According to TipRanks, CommBank stock has a Moderate Sell rating based on four Hold and seven Sell recommendations.

The CBA target price is AU$94.93, with a high forecast of AU$103.5 and a low forecast of AU$85.5. The average target price is 10.3% lower than the current price level.

Australia and New Zealand Banking Group Limited

Australia and New Zealand Banking Group (ANZ) is another big bank in Australia, that offers personal, business, and institutional banking services.

Just like its other banking peers, ANZ’s stock has also rallied in the last six months and is trading up by 16%, having fallen by 6% in the last year.

ANZ posted a 5% increase in cash profits of AU$6.5 billion and a 16% increase in statutory profits of AU$7.1 billion in its annual results for 2022. The bank’s overall earnings were boosted by its net interest income, which climbed by 5% to AU$14.8 billion in 2022.

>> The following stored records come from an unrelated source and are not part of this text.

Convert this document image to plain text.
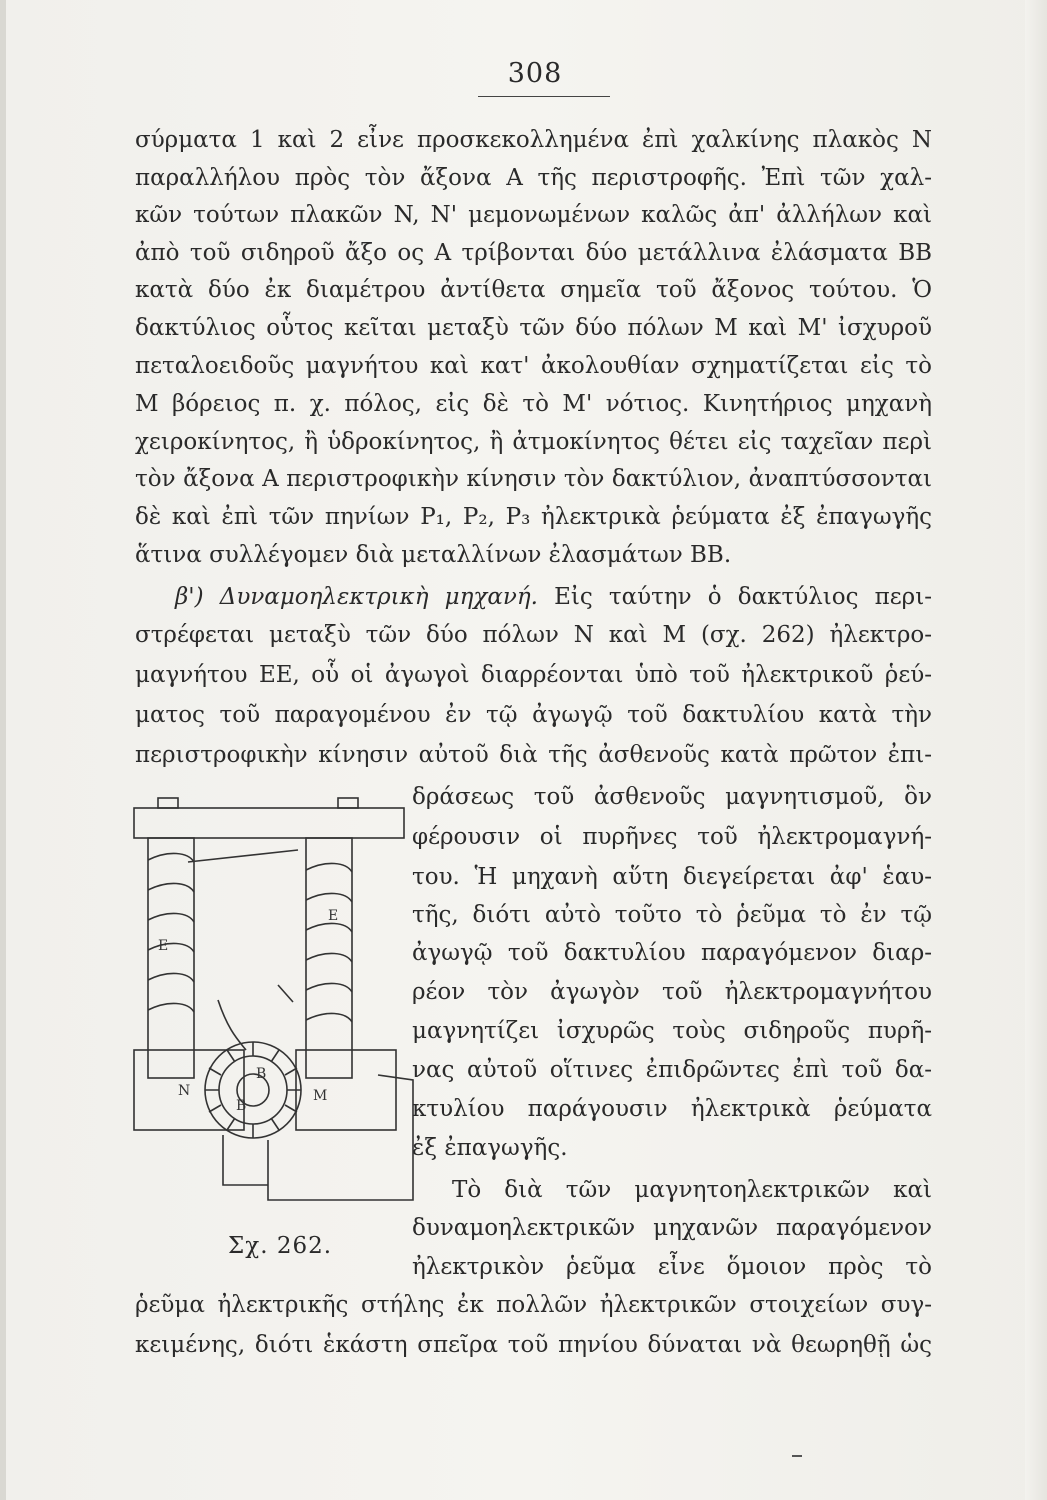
308
σύρματα 1 καὶ 2 εἶνε προσκεκολλημένα ἐπὶ χαλκίνης πλακὸς N
παραλλήλου πρὸς τὸν ἄξονα Α τῆς περιστροφῆς. Ἐπὶ τῶν χαλ-
κῶν τούτων πλακῶν N, N' μεμονωμένων καλῶς ἀπ' ἀλλήλων καὶ
ἀπὸ τοῦ σιδηροῦ ἄξο ος Α τρίβονται δύο μετάλλινα ἐλάσματα BB
κατὰ δύο ἐκ διαμέτρου ἀντίθετα σημεῖα τοῦ ἄξονος τούτου. Ὁ
δακτύλιος οὗτος κεῖται μεταξὺ τῶν δύο πόλων M καὶ M' ἰσχυροῦ
πεταλοειδοῦς μαγνήτου καὶ κατ' ἀκολουθίαν σχηματίζεται εἰς τὸ
M βόρειος π. χ. πόλος, εἰς δὲ τὸ M' νότιος. Κινητήριος μηχανὴ
χειροκίνητος, ἢ ὑδροκίνητος, ἢ ἀτμοκίνητος θέτει εἰς ταχεῖαν περὶ
τὸν ἄξονα Α περιστροφικὴν κίνησιν τὸν δακτύλιον, ἀναπτύσσονται
δὲ καὶ ἐπὶ τῶν πηνίων P₁, P₂, P₃ ἠλεκτρικὰ ῥεύματα ἐξ ἐπαγωγῆς
ἅτινα συλλέγομεν διὰ μεταλλίνων ἐλασμάτων BB.
β') Δυναμοηλεκτρικὴ μηχανή. Εἰς ταύτην ὁ δακτύλιος περι-
στρέφεται μεταξὺ τῶν δύο πόλων N καὶ M (σχ. 262) ἠλεκτρο-
μαγνήτου EE, οὗ οἱ ἀγωγοὶ διαρρέονται ὑπὸ τοῦ ἠλεκτρικοῦ ῥεύ-
ματος τοῦ παραγομένου ἐν τῷ ἀγωγῷ τοῦ δακτυλίου κατὰ τὴν
περιστροφικὴν κίνησιν αὐτοῦ διὰ τῆς ἀσθενοῦς κατὰ πρῶτον ἐπι-
δράσεως τοῦ ἀσθενοῦς μαγνητισμοῦ, ὃν
φέρουσιν οἱ πυρῆνες τοῦ ἠλεκτρομαγνή-
του. Ἡ μηχανὴ αὕτη διεγείρεται ἀφ' ἑαυ-
τῆς, διότι αὐτὸ τοῦτο τὸ ῥεῦμα τὸ ἐν τῷ
ἀγωγῷ τοῦ δακτυλίου παραγόμενον διαρ-
ρέον τὸν ἀγωγὸν τοῦ ἠλεκτρομαγνήτου
μαγνητίζει ἰσχυρῶς τοὺς σιδηροῦς πυρῆ-
νας αὐτοῦ οἵτινες ἐπιδρῶντες ἐπὶ τοῦ δα-
κτυλίου παράγουσιν ἠλεκτρικὰ ῥεύματα
ἐξ ἐπαγωγῆς.
Τὸ διὰ τῶν μαγνητοηλεκτρικῶν καὶ
δυναμοηλεκτρικῶν μηχανῶν παραγόμενον
ἠλεκτρικὸν ῥεῦμα εἶνε ὅμοιον πρὸς τὸ
ῥεῦμα ἠλεκτρικῆς στήλης ἐκ πολλῶν ἠλεκτρικῶν στοιχείων συγ-
κειμένης, διότι ἑκάστη σπεῖρα τοῦ πηνίου δύναται νὰ θεωρηθῇ ὡς
E
E
N	M
B
B
Σχ. 262.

Considering such promising performance, the board declared a final dividend of AU$0.74 per share and a total dividend of AU$1.46 per share in 2022.

Analysts predict that dividend payouts will increase further in the coming years as interest rates rise, providing a cushion for the bank’s profits and margins.

Citigroup analyst Brendan Sproules expects a dividend of AU$1.66 per share in 2023 and AU$1.76 per share in 2024. Sproules has a Buy rating on the stock with a target price of AU$29.2, giving an upside potential of 24%.

Is it Good to Invest in ANZ Shares?

According to TipRanks, ANZ stock has a Moderate Buy rating with five Buy recommendations.

The average ANZ target price is AU$26.84, which has an upside of 14% on the current price level.

The Ending Notes

Higher interest rates will undoubtedly increase interest income for banks, but they may also increase the risk of increased bad debts. However, these big banks are surely well-positioned to handle such situations with their healthy balance sheets.

Moving ahead, the banks expect a higher cost of living pressure on households, which can affect the volumes of transactions. But the banks remain committed to continued investment in their core products and maintaining a healthy stream of earnings.